Portugal vive, por causa da pandemia, aquela que será a maior e mais abrupta crise económica dos últimos cem anos.

Neste contexto, é dever do Estado central e de todas as formas de representação democrática de proximidade (a saber: municípios e freguesias) mobilizarem os seus orçamentos, desviando verbas ainda por gastar, provisionadas, reservadas e acumuladas de superávites de anos anteriores na gigantesca tarefa de auxiliar as famílias e empresas locais que se encontram em dificuldades perante esta inesperada adversidade.

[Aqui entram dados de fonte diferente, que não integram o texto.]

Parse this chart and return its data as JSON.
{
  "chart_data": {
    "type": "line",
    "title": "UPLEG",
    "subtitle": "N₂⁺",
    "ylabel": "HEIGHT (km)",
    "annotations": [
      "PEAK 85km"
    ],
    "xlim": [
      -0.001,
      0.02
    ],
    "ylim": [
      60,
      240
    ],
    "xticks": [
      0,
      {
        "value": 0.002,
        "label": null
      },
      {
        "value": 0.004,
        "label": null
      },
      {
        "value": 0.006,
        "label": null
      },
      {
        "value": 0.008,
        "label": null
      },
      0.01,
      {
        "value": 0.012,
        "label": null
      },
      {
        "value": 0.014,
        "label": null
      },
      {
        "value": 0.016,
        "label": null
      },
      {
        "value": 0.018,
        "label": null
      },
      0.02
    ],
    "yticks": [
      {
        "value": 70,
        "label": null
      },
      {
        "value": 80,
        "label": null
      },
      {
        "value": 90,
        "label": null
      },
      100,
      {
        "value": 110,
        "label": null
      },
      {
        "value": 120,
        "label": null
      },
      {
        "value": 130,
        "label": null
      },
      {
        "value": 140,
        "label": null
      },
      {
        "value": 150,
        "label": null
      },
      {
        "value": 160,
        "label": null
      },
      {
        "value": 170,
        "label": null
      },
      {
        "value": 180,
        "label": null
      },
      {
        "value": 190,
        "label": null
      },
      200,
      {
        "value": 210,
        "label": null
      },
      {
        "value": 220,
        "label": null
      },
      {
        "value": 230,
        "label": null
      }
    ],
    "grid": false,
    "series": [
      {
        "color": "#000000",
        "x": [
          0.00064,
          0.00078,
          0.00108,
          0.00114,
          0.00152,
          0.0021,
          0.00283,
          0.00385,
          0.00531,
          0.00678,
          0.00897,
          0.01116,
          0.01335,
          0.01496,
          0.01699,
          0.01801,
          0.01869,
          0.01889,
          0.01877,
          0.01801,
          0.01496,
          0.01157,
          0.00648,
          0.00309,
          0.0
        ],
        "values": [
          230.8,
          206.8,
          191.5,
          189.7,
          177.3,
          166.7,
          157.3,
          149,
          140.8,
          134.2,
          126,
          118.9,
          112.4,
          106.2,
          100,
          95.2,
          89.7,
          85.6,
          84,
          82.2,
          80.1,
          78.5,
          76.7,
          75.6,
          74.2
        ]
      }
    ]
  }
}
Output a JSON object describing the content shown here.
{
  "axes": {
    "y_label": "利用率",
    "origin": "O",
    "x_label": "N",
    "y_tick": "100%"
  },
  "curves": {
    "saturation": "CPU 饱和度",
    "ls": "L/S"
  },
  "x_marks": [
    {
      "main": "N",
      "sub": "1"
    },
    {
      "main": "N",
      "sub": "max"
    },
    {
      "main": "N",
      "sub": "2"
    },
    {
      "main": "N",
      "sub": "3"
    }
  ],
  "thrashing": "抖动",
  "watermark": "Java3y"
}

Em particular, e porque vivo numa Junta de Freguesia de Lisboa que, praticamente desde a agregação de freguesias de 2012, acumula excedentes orçamentais. O estranho fenómeno deve-se a um cruzamento de factores que passam desde a falta de capacidade de execução, pelo adiamento e cancelamento de projectos de investimento, até um estilo de gestão de financeira com a sofisticação de uma mercearia de província (sem desprimor para as mesmas). Este triste cruzamento explica estes superávites orçamentais crónicos (praticamente desde a fusão de freguesias e multiplicação exponencial do seu orçamento em 2013) que, em 2020 e 2021 ainda aumentaram mais a pretexto (pelo menos desta vez minimamente justificável) de “cancelamentos por causa da pandemia”.

É preciso ter em conta que estes orçamentos são o produto de dinheiros públicos provenientes dos nossos (pesados) impostos. E este acumular crónico de orçamentos não executados não é normal. Assim como não é normal, a exibição desta acumulação nos meios da Junta (cuja impressão e distribuição custou, em 2020, 16 mil euros. Pelo menos aqui, em “comunicação”, não falta imaginação para gastar dinheiro…). Esta é exibição que se lê, em grande destaque, na primeira página do “Boletim Informativo” da Junta de Freguesia do Areeiro: “Eu e o meu executivo somos muitas vezes apelidados de demasiado poupados. Tentam nos atacar falando em contas com ‘superavit'”;  e noutro número do Boletim, também pela caneta do mesmo presidente de Junta: “Margem orçamental, por vezes considerada excessiva.”

Quero que fique claro: prefiro excedente (ainda que sendo crónico, seja um abuso) a défice (crónico ou não), mas questiono se com tantas necessidades económicas provocadas pela pandemia e pela existência, no Areeiro, de uma das demografias mais envelhecidas de Lisboa não é possível encontrar imaginação e competência para executar cabalmente todos os orçamentos ou se, na ausência dos dois, não é mais correcto devolver à CML e ao Estado central os dinheiros dos nossos impostos que a Junta, manifestamente, é incapaz de gastar?